Trades Module

The Trades value object wraps a trades DataFrame together with its metadata (trade type, data origin and column map). It proxies attribute and item access to the underlying DataFrame, so Symbol.agg_trades / Symbol.atomic_trades keep behaving like DataFrames in notebooks (s.agg_trades['Quantity'], .empty, .head() …) while also exposing .df, .trade_type, .origin and helpers.

Trades value object.

Wraps a trades pandas.DataFrame together with its metadata (trade type, data origin, the column map and raw API response it was built from). A single Symbol can hold two independent instances at once, e.g. atomic trades from one origin and aggregated trades from another.

It proxies attribute and item access to the underlying DataFrame, so it can be used like one in notebooks:

s.agg_trades['Quantity']     # -> pandas Series  (delegated to .df)
s.agg_trades.empty           # -> bool
s.agg_trades.head()          # -> DataFrame      (delegated to .df)
s.agg_trades.df              # -> the raw pandas DataFrame
s.agg_trades.trade_type      # -> 'agg'

Heavy domain logic (indicators, plotting) is NOT placed here to keep this module dependency-free (pandas only) and avoid import cycles with analysis/plotting. Only the small, repeated bits live here: the empty check, the time-range filter and the metadata.

Classes:

Trades([df, trade_type, origin, columns, ...])

A trades DataFrame plus its metadata.

class Trades(df: DataFrame = None, *, trade_type: str = 'agg', origin: str = None, columns: dict = None, symbol: str = None, time_zone: str = None, raw: list = None)[source]

Bases: object

A trades DataFrame plus its metadata.

Parameters:
  • df (pd.DataFrame) – The parsed trades DataFrame. If None, an empty frame is created (using columns for its column names when provided).

  • trade_type (str) – 'agg' (aggregated) or 'atomic'/'trade'.

  • origin (str) – Where the data came from: 'binance_api', 'csv', 'binbase' or 'postgresql'.

  • columns (dict) – Column map (raw API field -> BinPan column name).

  • symbol (str) – The symbol, e.g. 'BTCUSDT'.

  • time_zone (str) – IANA time zone of the index, e.g. 'Europe/Madrid'.

  • raw (list) – The raw API response (list of dicts) it was parsed from.

Attributes:

is_agg

True if these are aggregated trades.

label

Human label: 'aggregated' or 'atomic'.

empty_msg

Message suggesting how to fetch the data when empty.

empty

True if the underlying DataFrame is empty.

Methods:

filtered([start_time, end_time, time_col])

Return a copy of the DataFrame filtered by the timestamp column.

with_df(df)

Return a new Trades carrying the same metadata but a different DataFrame.

property is_agg: bool

True if these are aggregated trades.

property label: str

Human label: 'aggregated' or 'atomic'.

property empty_msg: str

Message suggesting how to fetch the data when empty.

filtered(start_time: int = None, end_time: int = None, time_col: str = 'Timestamp') DataFrame[source]

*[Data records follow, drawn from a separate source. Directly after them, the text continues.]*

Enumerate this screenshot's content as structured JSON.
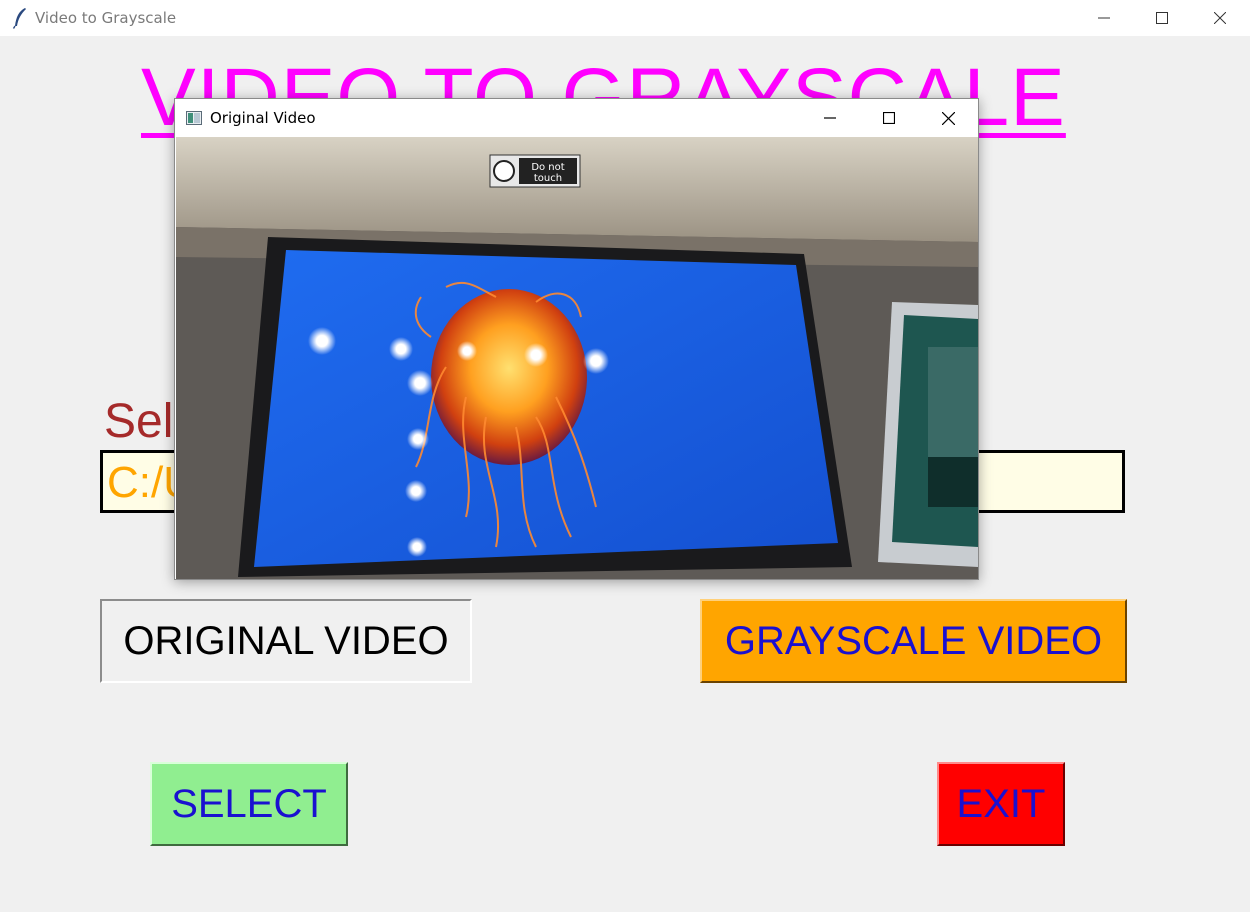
{
  "window": {
    "title": "Video to Grayscale",
    "icon": "feather-icon",
    "controls": [
      "minimize",
      "maximize",
      "close"
    ]
  },
  "main": {
    "heading": "VIDEO TO GRAYSCALE",
    "select_label": "Sel",
    "path_value": "C:/U"
  },
  "buttons": {
    "original": "ORIGINAL VIDEO",
    "grayscale": "GRAYSCALE VIDEO",
    "select": "SELECT",
    "exit": "EXIT"
  },
  "popup": {
    "title": "Original Video",
    "icon": "opencv-window-icon",
    "controls": [
      "minimize",
      "maximize",
      "close"
    ],
    "video_sign_line1": "Do not",
    "video_sign_line2": "touch"
  },
  "colors": {
    "heading": "#ff00ff",
    "label": "#a52a2a",
    "path_text": "#ffa500",
    "path_bg": "#fffde6",
    "grayscale_btn": "#ffa500",
    "select_btn": "#90ee90",
    "exit_btn": "#ff0000",
    "btn_text": "#1a10d0"
  }
}
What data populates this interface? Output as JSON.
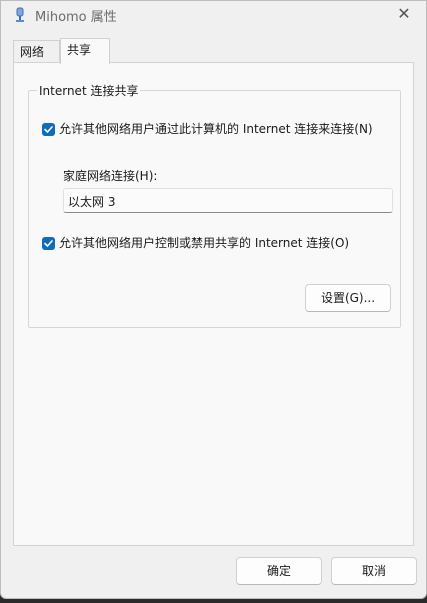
{
  "window": {
    "title": "Mihomo 属性",
    "close_symbol": "✕"
  },
  "tabs": [
    {
      "label": "网络",
      "active": false
    },
    {
      "label": "共享",
      "active": true
    }
  ],
  "sharing": {
    "group_title": "Internet 连接共享",
    "allow_share_label": "允许其他网络用户通过此计算机的 Internet 连接来连接(N)",
    "allow_share_checked": true,
    "home_network_label": "家庭网络连接(H):",
    "home_network_value": "以太网 3",
    "allow_control_label": "允许其他网络用户控制或禁用共享的 Internet 连接(O)",
    "allow_control_checked": true,
    "settings_button": "设置(G)..."
  },
  "footer": {
    "ok_button": "确定",
    "cancel_button": "取消"
  },
  "colors": {
    "accent": "#0f6cbd",
    "window_bg": "#f0f0f0",
    "panel_bg": "#f9f9f9"
  }
}
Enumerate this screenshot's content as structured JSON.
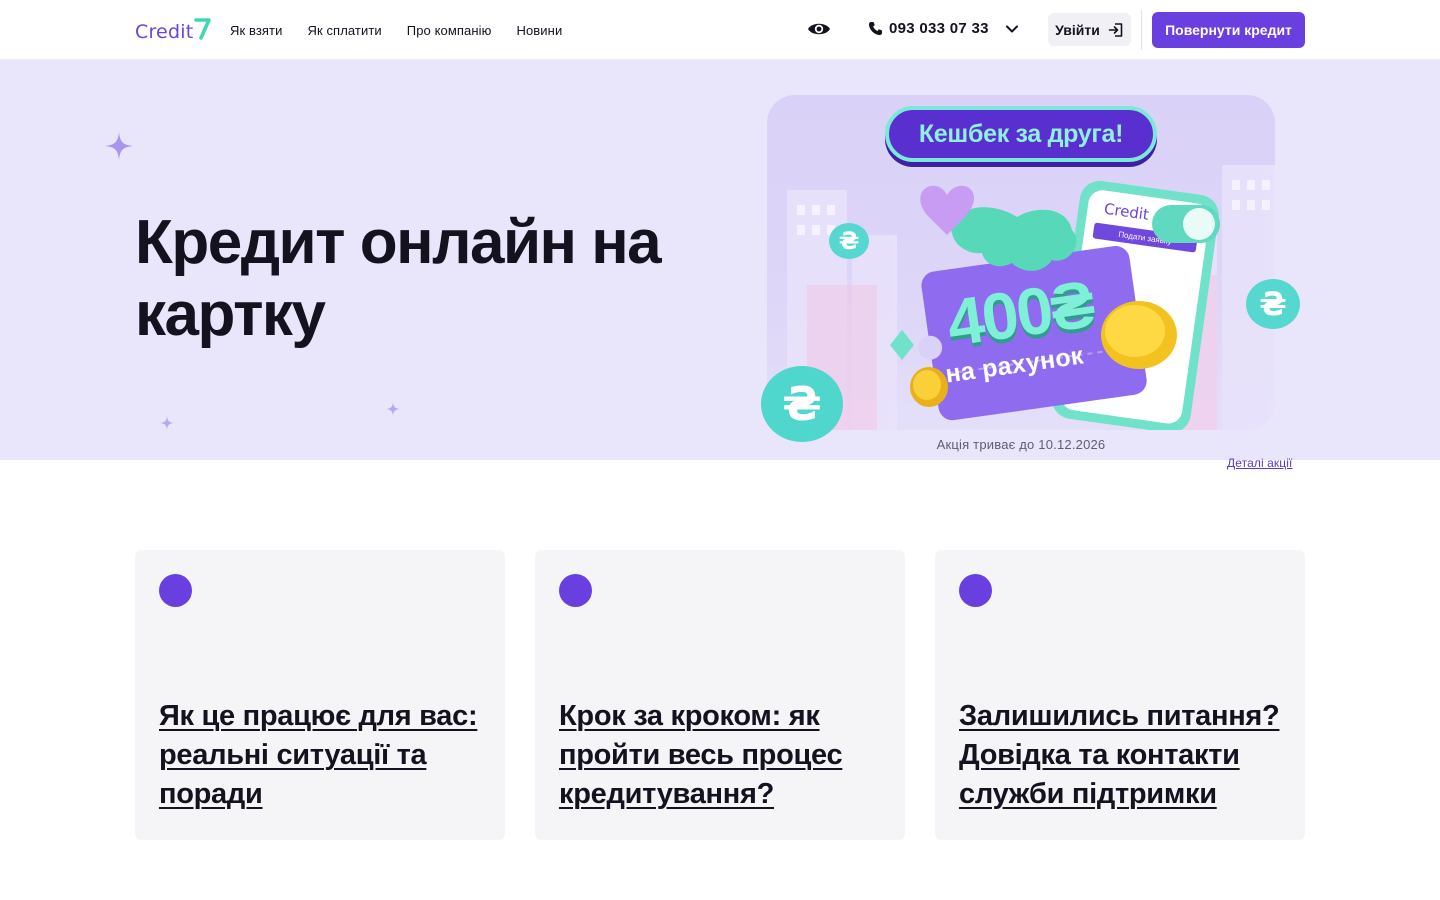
{
  "header": {
    "logo_text": "Credit",
    "logo_digit": "7",
    "nav": [
      {
        "label": "Як взяти"
      },
      {
        "label": "Як сплатити"
      },
      {
        "label": "Про компанію"
      },
      {
        "label": "Новини"
      }
    ],
    "phone": "093 033 07 33",
    "login_label": "Увійти",
    "return_label": "Повернути кредит",
    "icons": {
      "accessibility": "eye-icon",
      "phone": "phone-icon",
      "dropdown": "chevron-down-icon",
      "login": "login-icon"
    }
  },
  "hero": {
    "title": "Кредит онлайн на картку",
    "promo": {
      "headline": "Кешбек за друга!",
      "amount": "400₴",
      "amount_caption": "на рахунок",
      "phone_logo": "Credit",
      "phone_button": "Подати заявку",
      "duration_note": "Акція триває до 10.12.2026",
      "details_link": "Деталі акції"
    }
  },
  "cards": [
    {
      "title": "Як це працює для вас: реальні ситуації та поради"
    },
    {
      "title": "Крок за кроком: як пройти весь процес кредитування?"
    },
    {
      "title": "Залишились питання? Довідка та контакти служби підтримки"
    }
  ],
  "colors": {
    "brand": "#6a3fe0",
    "hero_bg": "#e9e5fb",
    "mint": "#7ff0d7",
    "card_bg": "#f5f5f8"
  }
}
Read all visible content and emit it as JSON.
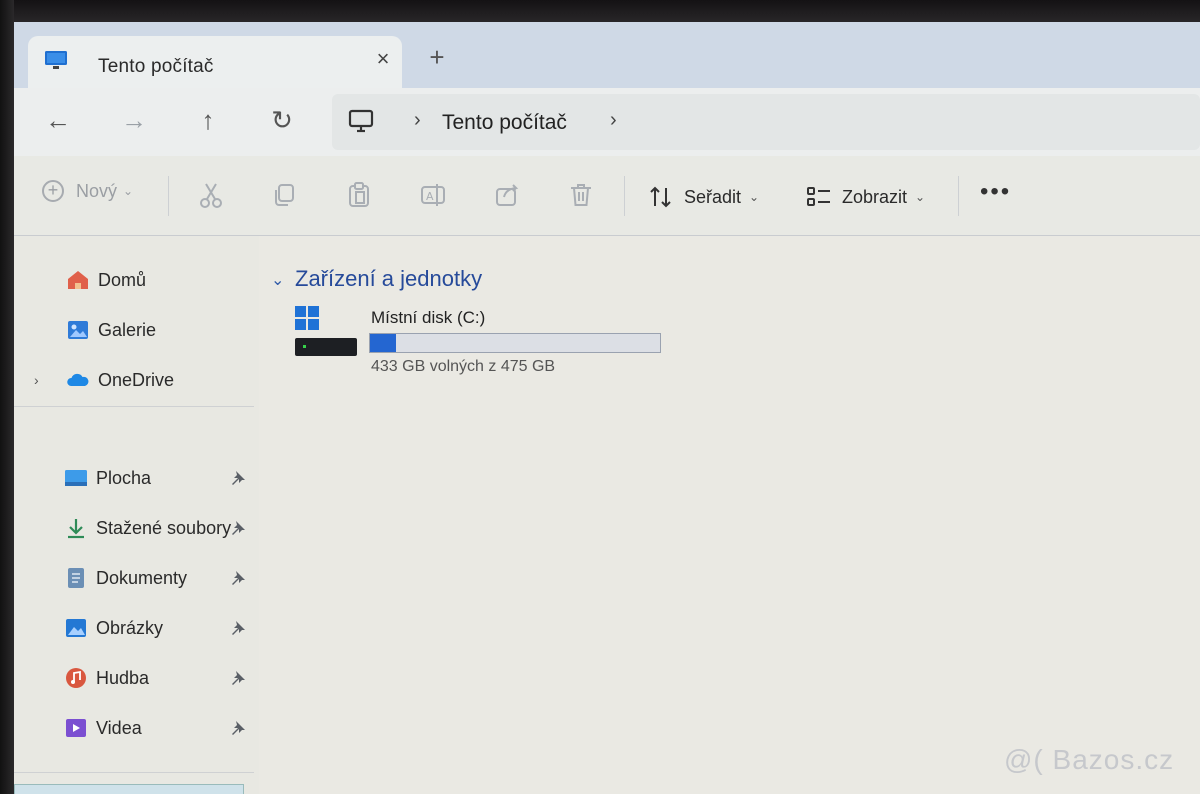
{
  "window": {
    "tab_title": "Tento počítač",
    "tab_close": "×",
    "new_tab": "+"
  },
  "navigation": {
    "back": "←",
    "forward": "→",
    "up": "↑",
    "refresh": "↻",
    "breadcrumb_sep": "›",
    "breadcrumb_label": "Tento počítač"
  },
  "toolbar": {
    "new_label": "Nový",
    "sort_label": "Seřadit",
    "view_label": "Zobrazit",
    "more_label": "•••",
    "caret": "⌄"
  },
  "sidebar": {
    "top_items": [
      {
        "label": "Domů",
        "icon": "home-icon"
      },
      {
        "label": "Galerie",
        "icon": "gallery-icon"
      },
      {
        "label": "OneDrive",
        "icon": "onedrive-icon"
      }
    ],
    "onedrive_chevron": "›",
    "pinned_items": [
      {
        "label": "Plocha",
        "icon": "desktop-icon"
      },
      {
        "label": "Stažené soubory",
        "icon": "download-icon"
      },
      {
        "label": "Dokumenty",
        "icon": "documents-icon"
      },
      {
        "label": "Obrázky",
        "icon": "pictures-icon"
      },
      {
        "label": "Hudba",
        "icon": "music-icon"
      },
      {
        "label": "Videa",
        "icon": "videos-icon"
      }
    ]
  },
  "main": {
    "group_chevron": "⌄",
    "group_title": "Zařízení a jednotky",
    "drives": [
      {
        "name": "Místní disk (C:)",
        "free_text": "433 GB volných z 475 GB",
        "used_fraction": 0.09
      }
    ]
  },
  "watermark": "@( Bazos.cz",
  "colors": {
    "accent": "#2466d1",
    "group_title": "#264a9a",
    "window_bg": "#e9e9e3",
    "tabstrip_bg": "#cfd9e6"
  }
}
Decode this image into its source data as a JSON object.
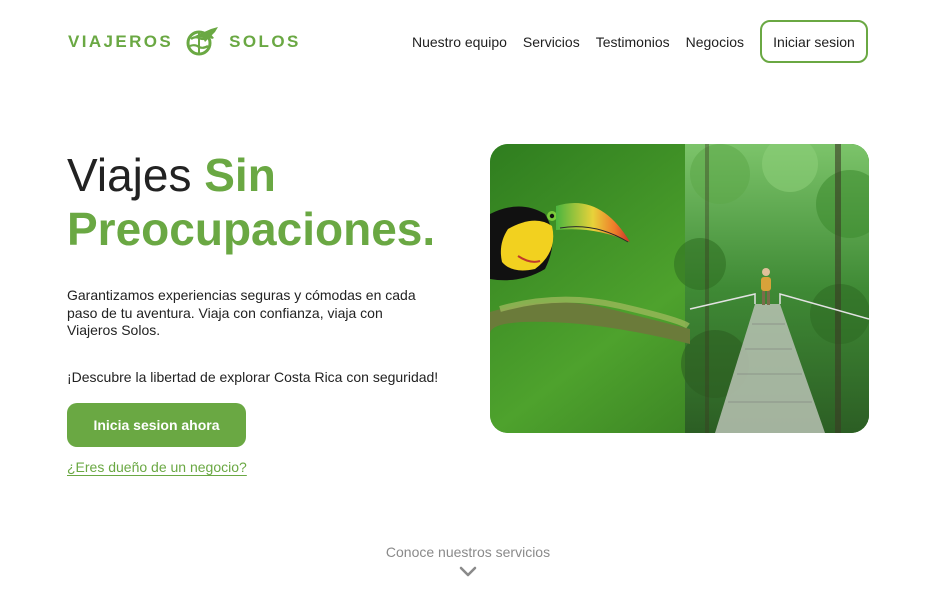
{
  "header": {
    "logo_left": "VIAJEROS",
    "logo_right": "SOLOS",
    "nav": [
      {
        "label": "Nuestro equipo"
      },
      {
        "label": "Servicios"
      },
      {
        "label": "Testimonios"
      },
      {
        "label": "Negocios"
      }
    ],
    "login_label": "Iniciar sesion"
  },
  "hero": {
    "title_plain": "Viajes ",
    "title_accent": "Sin Preocupaciones.",
    "description": "Garantizamos experiencias seguras y cómodas en cada paso de tu aventura. Viaja con confianza, viaja con Viajeros Solos.",
    "cta_text": "¡Descubre la libertad de explorar Costa Rica con seguridad!",
    "primary_button": "Inicia sesion ahora",
    "business_link": "¿Eres dueño de un negocio?"
  },
  "services": {
    "label": "Conoce nuestros servicios"
  },
  "colors": {
    "brand_green": "#6aa843",
    "text_dark": "#1f1f1f",
    "muted": "#8a8a8a"
  },
  "icons": {
    "logo": "globe-airplane-icon",
    "scroll": "chevron-down-icon"
  }
}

Return a copy of the DataFrame filtered by the timestamp column.

Parameters:
  • start_time (int) – Inclusive lower bound (ms). Ignored if falsy.

  • end_time (int) – Inclusive upper bound (ms). Ignored if falsy.

  • time_col (str) – Timestamp column name. Default 'Timestamp'.

Return pd.DataFrame:

Filtered (deep) copy.

with_df(df: DataFrame) Trades[source]

Return a new Trades carrying the same metadata but a different DataFrame.

property empty: bool

True if the underlying DataFrame is empty.